My problems with Aidan’s speech therapy in the past have been mostly that it is on the “schooly” side of the therapeutic spectrum. From some reading I did last night, though, it sounds like SLPs do try to integrate academic goals with language ones — which obviously makes sense because they are closely linked. The “school” approach though is to break goals up into micro-skills and this seems to me to be frustrating for a child who is already dealing with problems with processing. He does not get a chance to see the “big picture” and actually find personal meaning in the tasks. So this summer I want to find a way to get his IEP “goals” in line with his own personal ones. This seems to be easier with OT and PT, because they are more to do with direct concrete functioning and that is so much more where he is at right now.
Aidan’s speech teacher said that she felt one of the goals for him next year ought to be ability to sequence. Interestingly, I found when I worked with him at home that he CAN sequence verbally with concrete processes. He told me the steps in how to make a graham cracker sandwich.
First, you put peanut butter on the graham cracker
Then you put on the vanilla chips
Then you put on the chocolate chips
Then you eat it!
(What do you put the peanut butter on the cracker with? A KNIFE!)
So he definitely can do sequence. What he apparently can’t do right now is put a picture story in order. I do not really know if this is sheer lack of interest, or if there is a layer of abstraction there that is too much for him. Probably a combination. Anyway, I am planning some Montessori-type activities for him to work on during the summer.
I put some links to various resources over at Schola et Studium. What I’m seeing with him is difficulty with what they call “praxis” — motor planning. It affects him across the board. Oddly, he has little trouble with functioning on a concrete level. He is actually a better planner than I am when it’s something he’s familiar with. Where he has trouble is (1) facing a new situation and developing a strategy impromptu and (2) fine motor and visual and auditory planning, probably integrating the different areas. I wonder if the second doesn’t cause the problems with the first. When we first brought him home from the hospital at age 8 months, he took some time to even “see” the two dogs. This happened again when he first saw Paddy in the hospital isolette. He was oblivious to all appearances until he found a way to interact.

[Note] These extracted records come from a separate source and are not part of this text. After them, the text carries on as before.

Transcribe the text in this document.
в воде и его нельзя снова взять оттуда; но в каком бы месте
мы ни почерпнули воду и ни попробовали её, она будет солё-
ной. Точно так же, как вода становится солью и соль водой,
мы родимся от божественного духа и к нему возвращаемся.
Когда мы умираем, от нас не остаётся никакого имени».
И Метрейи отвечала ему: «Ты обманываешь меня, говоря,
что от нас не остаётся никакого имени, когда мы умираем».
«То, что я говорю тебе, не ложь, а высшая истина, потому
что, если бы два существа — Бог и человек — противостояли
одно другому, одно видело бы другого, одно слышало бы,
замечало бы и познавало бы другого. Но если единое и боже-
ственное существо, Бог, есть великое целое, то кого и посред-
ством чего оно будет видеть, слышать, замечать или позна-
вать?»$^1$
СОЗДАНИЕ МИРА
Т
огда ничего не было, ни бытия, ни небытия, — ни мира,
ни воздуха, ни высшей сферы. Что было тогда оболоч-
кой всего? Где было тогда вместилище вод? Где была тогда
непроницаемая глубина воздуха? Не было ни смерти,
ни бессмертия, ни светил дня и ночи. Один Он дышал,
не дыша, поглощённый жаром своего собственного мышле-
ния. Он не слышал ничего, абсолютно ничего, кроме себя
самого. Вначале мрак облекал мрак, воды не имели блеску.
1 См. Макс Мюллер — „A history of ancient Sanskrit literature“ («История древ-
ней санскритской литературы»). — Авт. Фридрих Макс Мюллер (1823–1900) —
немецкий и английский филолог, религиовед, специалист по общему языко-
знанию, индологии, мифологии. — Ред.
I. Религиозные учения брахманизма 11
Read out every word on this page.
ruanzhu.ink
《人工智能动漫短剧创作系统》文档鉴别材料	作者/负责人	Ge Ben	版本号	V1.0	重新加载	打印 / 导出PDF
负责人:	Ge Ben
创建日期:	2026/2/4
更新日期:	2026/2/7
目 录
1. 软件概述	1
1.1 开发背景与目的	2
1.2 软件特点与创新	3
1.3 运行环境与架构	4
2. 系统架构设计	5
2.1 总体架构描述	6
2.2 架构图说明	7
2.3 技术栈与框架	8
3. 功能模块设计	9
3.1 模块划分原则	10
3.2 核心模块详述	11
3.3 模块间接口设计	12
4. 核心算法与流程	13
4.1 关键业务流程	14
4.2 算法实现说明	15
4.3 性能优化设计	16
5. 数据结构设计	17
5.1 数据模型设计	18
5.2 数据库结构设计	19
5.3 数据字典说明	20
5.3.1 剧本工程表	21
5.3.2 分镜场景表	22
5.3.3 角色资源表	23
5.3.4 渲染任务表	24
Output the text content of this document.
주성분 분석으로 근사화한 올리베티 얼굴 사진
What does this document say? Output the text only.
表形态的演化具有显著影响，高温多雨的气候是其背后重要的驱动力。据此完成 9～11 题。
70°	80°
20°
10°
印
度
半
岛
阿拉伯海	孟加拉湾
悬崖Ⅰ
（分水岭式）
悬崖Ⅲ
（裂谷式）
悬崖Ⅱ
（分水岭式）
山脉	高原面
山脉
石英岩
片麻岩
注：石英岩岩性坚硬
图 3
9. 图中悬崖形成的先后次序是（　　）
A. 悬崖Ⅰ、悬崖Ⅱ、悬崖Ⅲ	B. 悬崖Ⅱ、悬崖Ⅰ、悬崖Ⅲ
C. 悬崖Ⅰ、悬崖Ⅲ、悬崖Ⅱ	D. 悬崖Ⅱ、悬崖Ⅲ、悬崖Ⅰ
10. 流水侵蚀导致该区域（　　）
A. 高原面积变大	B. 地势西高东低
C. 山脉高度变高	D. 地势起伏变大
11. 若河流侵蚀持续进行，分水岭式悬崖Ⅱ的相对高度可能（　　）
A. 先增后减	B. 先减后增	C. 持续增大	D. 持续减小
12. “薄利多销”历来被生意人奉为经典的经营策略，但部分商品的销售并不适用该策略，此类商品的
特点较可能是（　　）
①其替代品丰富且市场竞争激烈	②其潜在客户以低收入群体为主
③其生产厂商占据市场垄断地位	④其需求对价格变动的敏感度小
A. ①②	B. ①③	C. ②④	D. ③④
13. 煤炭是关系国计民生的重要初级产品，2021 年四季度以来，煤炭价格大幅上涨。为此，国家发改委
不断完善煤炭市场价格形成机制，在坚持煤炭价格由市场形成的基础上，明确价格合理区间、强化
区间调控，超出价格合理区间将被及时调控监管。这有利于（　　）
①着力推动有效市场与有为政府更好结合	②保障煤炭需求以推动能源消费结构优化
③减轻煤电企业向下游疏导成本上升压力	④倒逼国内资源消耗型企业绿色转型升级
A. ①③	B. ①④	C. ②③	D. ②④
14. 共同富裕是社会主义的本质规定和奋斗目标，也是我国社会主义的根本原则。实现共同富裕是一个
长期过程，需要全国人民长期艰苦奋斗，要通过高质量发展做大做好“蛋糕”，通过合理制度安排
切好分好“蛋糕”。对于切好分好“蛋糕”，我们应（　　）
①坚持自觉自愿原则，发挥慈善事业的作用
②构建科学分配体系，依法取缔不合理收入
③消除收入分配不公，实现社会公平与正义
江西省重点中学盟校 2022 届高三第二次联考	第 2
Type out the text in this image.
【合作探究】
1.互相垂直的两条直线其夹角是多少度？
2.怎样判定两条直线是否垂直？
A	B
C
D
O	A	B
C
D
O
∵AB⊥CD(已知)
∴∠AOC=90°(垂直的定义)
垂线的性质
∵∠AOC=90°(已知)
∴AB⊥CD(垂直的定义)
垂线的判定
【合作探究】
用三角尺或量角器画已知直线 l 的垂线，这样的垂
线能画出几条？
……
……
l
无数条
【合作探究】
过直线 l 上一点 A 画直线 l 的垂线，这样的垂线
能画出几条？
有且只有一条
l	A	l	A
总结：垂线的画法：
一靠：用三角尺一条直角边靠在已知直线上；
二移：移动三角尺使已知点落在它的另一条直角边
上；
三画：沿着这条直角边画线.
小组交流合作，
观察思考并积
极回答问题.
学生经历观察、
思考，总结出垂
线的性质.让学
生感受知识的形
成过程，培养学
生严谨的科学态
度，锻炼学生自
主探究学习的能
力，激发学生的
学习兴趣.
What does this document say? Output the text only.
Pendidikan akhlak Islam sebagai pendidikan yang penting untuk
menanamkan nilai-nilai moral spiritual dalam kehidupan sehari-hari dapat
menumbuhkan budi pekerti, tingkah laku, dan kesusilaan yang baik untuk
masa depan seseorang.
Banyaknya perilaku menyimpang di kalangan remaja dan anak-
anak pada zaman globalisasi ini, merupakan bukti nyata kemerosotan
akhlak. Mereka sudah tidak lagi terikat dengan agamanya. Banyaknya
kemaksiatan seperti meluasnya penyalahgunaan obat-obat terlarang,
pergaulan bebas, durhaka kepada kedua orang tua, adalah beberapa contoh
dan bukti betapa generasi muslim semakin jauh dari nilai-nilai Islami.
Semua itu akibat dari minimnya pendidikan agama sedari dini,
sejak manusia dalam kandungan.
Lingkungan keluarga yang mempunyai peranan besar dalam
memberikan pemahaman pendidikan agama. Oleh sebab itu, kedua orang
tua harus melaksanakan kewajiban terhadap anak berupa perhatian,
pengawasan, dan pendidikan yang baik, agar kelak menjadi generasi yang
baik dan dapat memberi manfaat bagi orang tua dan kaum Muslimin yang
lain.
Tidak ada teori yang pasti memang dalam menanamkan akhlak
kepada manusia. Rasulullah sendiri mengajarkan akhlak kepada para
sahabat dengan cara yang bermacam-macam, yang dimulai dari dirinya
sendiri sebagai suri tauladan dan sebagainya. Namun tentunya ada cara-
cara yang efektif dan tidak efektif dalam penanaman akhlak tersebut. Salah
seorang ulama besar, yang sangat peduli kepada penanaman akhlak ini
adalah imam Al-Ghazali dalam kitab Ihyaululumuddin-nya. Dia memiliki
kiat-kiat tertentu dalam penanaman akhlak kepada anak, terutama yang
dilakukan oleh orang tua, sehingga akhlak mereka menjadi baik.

I have some issues with praxis myself. I have a lot of trouble seeing a task through in an orderly way. I think I’m going to break down the planning I have to do into discrete sections. This week I’ll focus on Aidan’s goals — the therapeutic ones. Then later I’ll pay attention to the more academic ones that he and Paddy will have in common next year. Finally, I’ll break Kieron’s Year 7 into sections and address it bit by bit.
I notice Aidan shares my love of jargon by the way, as a door into connection with a subject area. He used to always say things like “X + Y = 21″, now take away the X. Recently he has been saying things like “The subject is RAN and the verb is SQUIRREL”. He listens all the time and it’s remarkable the words he acquires, by rote. In that way his language is at two entirely different levels — one is the real, concrete everyday requests and comments, and the other is a sort of hyper-vocabulary that he repeats just for the sound and social connection, with only the vaguest idea of the actual content. It is the middle level — abstracting the universal from the particular, as they say at TAC, that he doesn’t tend to do much yet.